La ciliegina spetterebbe a Cappellini, che però si fa cogliere da improvviso senso di vertigine. E qui ci facciamo guidare da Sacchi nel racconto: Rijkaard ferma Cappellini che mi dice: ‘Scusa mister, lui è un bambino, non può tirare il rigore decisivo’. ‘Ma tu non ne hai mai tirati. Te la senti, Frank?’. E lui: ‘C’è sempre una prima volta’. Non ho guardato, Mi sono girato dall’altra parte. Sapevo che i rigori non potevano tradirci, ma mi sono girato e, lo ammetto, ho un po’ tremato. Poi ho sentito il colpo secco, forse il rumore di un palo e ci siamo tutti abbracciati".
Detto così, non rende l’idea e sembra troppo facile, eh si perchè Il tiro dell’olandese prima sbatte sul palo alla destra di Stojanovic e poi s’ infila in rete, col brivido di chi ha conquistato la terra perduta; con l’animo di una squadra che ha vinto la propria Odissea, e che di lì in avanti vivrà nella propria Itaca. Il Grande Milan europeo di Sacchi INIZIA quella sera. Ma nasce almeno 48 ore prima, tra la nebbia, sangue, sudore, ardore.

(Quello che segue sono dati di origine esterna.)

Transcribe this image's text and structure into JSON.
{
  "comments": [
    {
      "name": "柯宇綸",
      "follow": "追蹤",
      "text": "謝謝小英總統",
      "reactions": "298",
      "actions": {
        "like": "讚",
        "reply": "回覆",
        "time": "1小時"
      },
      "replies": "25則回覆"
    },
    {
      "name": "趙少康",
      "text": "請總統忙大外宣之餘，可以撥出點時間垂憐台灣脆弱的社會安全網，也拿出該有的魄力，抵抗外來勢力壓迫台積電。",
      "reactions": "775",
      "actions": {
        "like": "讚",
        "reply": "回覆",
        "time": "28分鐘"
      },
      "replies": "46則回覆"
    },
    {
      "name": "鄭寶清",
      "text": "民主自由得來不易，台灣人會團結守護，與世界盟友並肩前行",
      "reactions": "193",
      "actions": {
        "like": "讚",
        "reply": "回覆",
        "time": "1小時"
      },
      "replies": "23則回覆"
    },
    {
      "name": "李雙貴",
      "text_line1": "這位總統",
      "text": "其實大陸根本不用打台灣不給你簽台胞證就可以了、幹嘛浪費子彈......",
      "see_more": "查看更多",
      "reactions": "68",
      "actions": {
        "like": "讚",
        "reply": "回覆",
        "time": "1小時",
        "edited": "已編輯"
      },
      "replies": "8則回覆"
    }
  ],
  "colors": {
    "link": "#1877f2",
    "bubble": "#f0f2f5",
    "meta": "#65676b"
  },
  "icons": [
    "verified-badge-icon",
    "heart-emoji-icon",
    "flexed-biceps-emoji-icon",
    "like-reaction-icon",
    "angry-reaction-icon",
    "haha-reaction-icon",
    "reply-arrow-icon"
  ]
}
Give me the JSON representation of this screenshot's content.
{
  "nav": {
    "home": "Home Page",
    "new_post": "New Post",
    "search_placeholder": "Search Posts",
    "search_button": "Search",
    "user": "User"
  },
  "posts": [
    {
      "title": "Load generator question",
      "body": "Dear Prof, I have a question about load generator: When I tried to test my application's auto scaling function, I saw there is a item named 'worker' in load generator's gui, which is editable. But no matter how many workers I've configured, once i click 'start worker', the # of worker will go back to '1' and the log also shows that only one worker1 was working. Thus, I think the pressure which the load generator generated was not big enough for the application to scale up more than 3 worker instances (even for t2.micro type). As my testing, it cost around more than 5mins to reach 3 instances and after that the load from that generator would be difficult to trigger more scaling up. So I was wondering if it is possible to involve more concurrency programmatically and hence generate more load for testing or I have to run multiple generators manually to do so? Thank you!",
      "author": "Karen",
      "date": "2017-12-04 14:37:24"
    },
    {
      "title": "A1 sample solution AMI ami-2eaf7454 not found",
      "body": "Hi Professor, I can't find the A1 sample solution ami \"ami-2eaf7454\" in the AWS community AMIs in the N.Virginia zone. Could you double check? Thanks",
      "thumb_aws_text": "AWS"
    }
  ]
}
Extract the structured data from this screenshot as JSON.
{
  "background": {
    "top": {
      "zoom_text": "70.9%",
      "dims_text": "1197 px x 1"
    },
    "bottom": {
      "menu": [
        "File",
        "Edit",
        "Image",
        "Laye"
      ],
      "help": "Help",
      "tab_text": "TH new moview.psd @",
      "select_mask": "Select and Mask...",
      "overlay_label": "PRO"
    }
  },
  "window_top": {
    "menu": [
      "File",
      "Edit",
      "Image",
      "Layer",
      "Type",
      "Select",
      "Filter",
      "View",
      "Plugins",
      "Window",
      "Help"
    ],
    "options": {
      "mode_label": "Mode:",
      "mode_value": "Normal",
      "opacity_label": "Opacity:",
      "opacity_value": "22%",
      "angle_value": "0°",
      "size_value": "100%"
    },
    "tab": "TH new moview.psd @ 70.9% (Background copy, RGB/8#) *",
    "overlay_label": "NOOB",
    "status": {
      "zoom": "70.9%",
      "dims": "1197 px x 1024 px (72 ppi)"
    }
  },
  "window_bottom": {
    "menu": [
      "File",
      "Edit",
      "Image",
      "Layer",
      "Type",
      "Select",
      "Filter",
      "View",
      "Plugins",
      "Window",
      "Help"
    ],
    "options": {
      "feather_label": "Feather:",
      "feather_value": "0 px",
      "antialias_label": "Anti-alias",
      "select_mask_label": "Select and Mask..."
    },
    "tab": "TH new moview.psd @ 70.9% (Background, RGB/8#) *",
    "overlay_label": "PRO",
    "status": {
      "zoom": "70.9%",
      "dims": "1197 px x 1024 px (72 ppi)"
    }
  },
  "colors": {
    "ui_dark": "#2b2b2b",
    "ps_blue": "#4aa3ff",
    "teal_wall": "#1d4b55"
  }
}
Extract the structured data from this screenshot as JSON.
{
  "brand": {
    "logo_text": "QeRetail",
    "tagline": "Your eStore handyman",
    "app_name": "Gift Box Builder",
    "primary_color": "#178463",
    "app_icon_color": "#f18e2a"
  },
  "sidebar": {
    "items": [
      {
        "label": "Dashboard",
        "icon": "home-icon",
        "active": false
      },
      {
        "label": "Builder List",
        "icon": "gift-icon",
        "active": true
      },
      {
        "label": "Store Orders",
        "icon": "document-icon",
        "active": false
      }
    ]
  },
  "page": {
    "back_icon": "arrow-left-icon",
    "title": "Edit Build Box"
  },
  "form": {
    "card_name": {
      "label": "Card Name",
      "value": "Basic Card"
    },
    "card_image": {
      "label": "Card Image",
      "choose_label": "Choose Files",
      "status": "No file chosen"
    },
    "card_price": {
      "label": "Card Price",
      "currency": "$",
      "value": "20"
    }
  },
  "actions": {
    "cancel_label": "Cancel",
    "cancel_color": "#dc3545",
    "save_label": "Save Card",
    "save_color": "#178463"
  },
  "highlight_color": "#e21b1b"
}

Quando finisce la partita cala nuovamente la nebbia che : blocca i nostri eroi nella maledetta, meravigliosa Belgrado fino al mezzogiorno del venerdì, 11 novembre 1988. Nessuno immagina ancora che, ad eccezione di Costacurta che 18 anni dopo andrà a prendersi un importantissimo preliminare di Champions, non ci metteranno mai più piede da calciatori nel mitico stadio del Marakana.
Tutto questo è stato Milan – Stella Rossa. Una delle partite più epiche di sempre nella storia del calcio io mi sento fortunato ad avere avuto la fortuna di viverla davanti alla tv.